Sidemount diving is a technique that involves wearing your scuba cylinders on your sides, rather than on your back. This configuration allows for a more streamlined profile, reduced drag, and increased mobility. Sidemount diving is particularly useful for technical diving, where divers need to navigate complex underwater environments, and for wreck diving, where divers need to swim through tight spaces.

Because your lift (the BCD bladder) and your weight (cylinders and lead) are positioned differently than in backmount, you must carefully distribute ballast. Place weight along the spine rather than the waist to prevent your hips from dropping.

Equipment does not define competence. Sidemount is a tool designed for specific operational needs. Professional divers evaluate environment, mission profile, gas requirement, and personal proficiency before selecting configuration. Bottom attachments (leashes or boltsnaps) must allow the

Cave Diving Group protocols, GUE Sidemount standards, and 10,000+ hours of exploration diving in the Florida aquifer, Mexican cenotes, and North Atlantic wrecks.

Cylinders that hang too low indicate a harness that is too long or lower D‑rings placed too far back. Cylinders that float upward suggest bungees that are too loose or a wing that is overinflated. Verified success means fixing these issues on land, in a dry‑run workshop, before you ever splash .

: Use cylinders with valves facing outwards to allow easy access and manipulation.
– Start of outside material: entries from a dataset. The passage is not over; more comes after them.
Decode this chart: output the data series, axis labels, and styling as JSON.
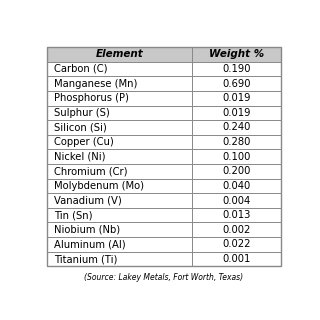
{
  "headers": [
    "Element",
    "Weight %"
  ],
  "rows": [
    [
      "Carbon (C)",
      "0.190"
    ],
    [
      "Manganese (Mn)",
      "0.690"
    ],
    [
      "Phosphorus (P)",
      "0.019"
    ],
    [
      "Sulphur (S)",
      "0.019"
    ],
    [
      "Silicon (Si)",
      "0.240"
    ],
    [
      "Copper (Cu)",
      "0.280"
    ],
    [
      "Nickel (Ni)",
      "0.100"
    ],
    [
      "Chromium (Cr)",
      "0.200"
    ],
    [
      "Molybdenum (Mo)",
      "0.040"
    ],
    [
      "Vanadium (V)",
      "0.004"
    ],
    [
      "Tin (Sn)",
      "0.013"
    ],
    [
      "Niobium (Nb)",
      "0.002"
    ],
    [
      "Aluminum (Al)",
      "0.022"
    ],
    [
      "Titanium (Ti)",
      "0.001"
    ]
  ],
  "footer": "(Source: Lakey Metals, Fort Worth, Texas)",
  "background_color": "#ffffff",
  "header_bg_color": "#c8c8c8",
  "line_color": "#888888",
  "text_color": "#000000",
  "font_size": 7.2,
  "header_font_size": 7.5,
  "footer_font_size": 5.5,
  "col_split": 0.62
}
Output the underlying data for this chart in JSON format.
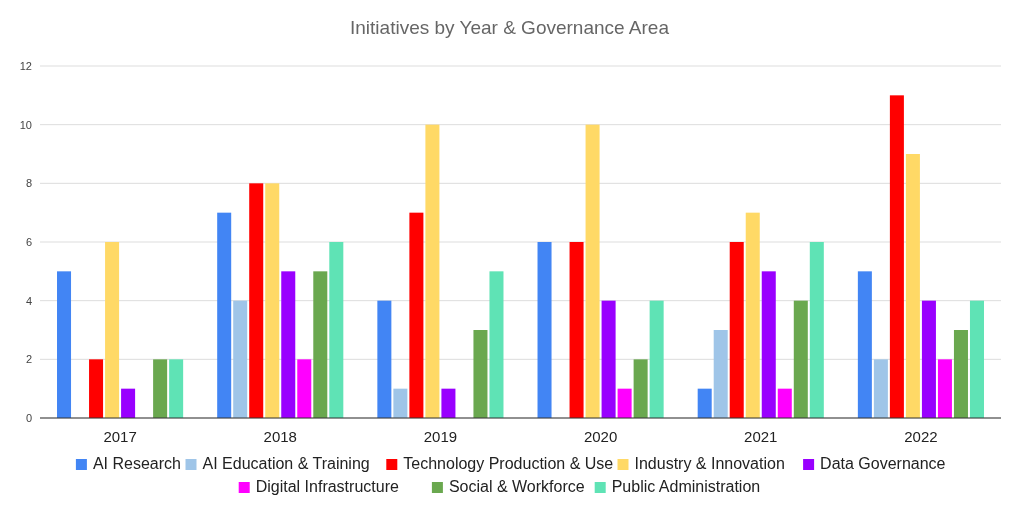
{
  "chart_data": {
    "type": "bar",
    "title": "Initiatives by Year & Governance Area",
    "categories": [
      "2017",
      "2018",
      "2019",
      "2020",
      "2021",
      "2022"
    ],
    "series": [
      {
        "name": "AI Research",
        "color": "#4285f4",
        "values": [
          5,
          7,
          4,
          6,
          1,
          5
        ]
      },
      {
        "name": "AI Education & Training",
        "color": "#9fc5e8",
        "values": [
          0,
          4,
          1,
          0,
          3,
          2
        ]
      },
      {
        "name": "Technology Production & Use",
        "color": "#ff0000",
        "values": [
          2,
          8,
          7,
          6,
          6,
          11
        ]
      },
      {
        "name": "Industry & Innovation",
        "color": "#ffd966",
        "values": [
          6,
          8,
          10,
          10,
          7,
          9
        ]
      },
      {
        "name": "Data Governance",
        "color": "#9900ff",
        "values": [
          1,
          5,
          1,
          4,
          5,
          4
        ]
      },
      {
        "name": "Digital Infrastructure",
        "color": "#ff00ff",
        "values": [
          0,
          2,
          0,
          1,
          1,
          2
        ]
      },
      {
        "name": "Social & Workforce",
        "color": "#6aa84f",
        "values": [
          2,
          5,
          3,
          2,
          4,
          3
        ]
      },
      {
        "name": "Public Administration",
        "color": "#5fe3b5",
        "values": [
          2,
          6,
          5,
          4,
          6,
          4
        ]
      }
    ],
    "ylim": [
      0,
      12
    ],
    "yticks": [
      0,
      2,
      4,
      6,
      8,
      10,
      12
    ],
    "grid": "y",
    "legend": "bottom"
  }
}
Hose Routing :

A rigid or properly tightened harness prevents the gear from moving around the body, maintaining trim [3]. (Aluminum 80s, steel 100s, etc

While hybrid harnesses exist, dedicated sidemount systems are generally more streamlined, easier to set up, and provide superior stability.

The six principles above are not opinions. They are the distillation of decades of exploration and thousands of incident‑free technical dives.

Here are the verified principles for sidemount diving success. Proper Cylinder Rigging and Hardware Selection

In sidemount, you are managing two entirely independent gas sources. Failing to balance your cylinders results in an unstable, lopsided diver.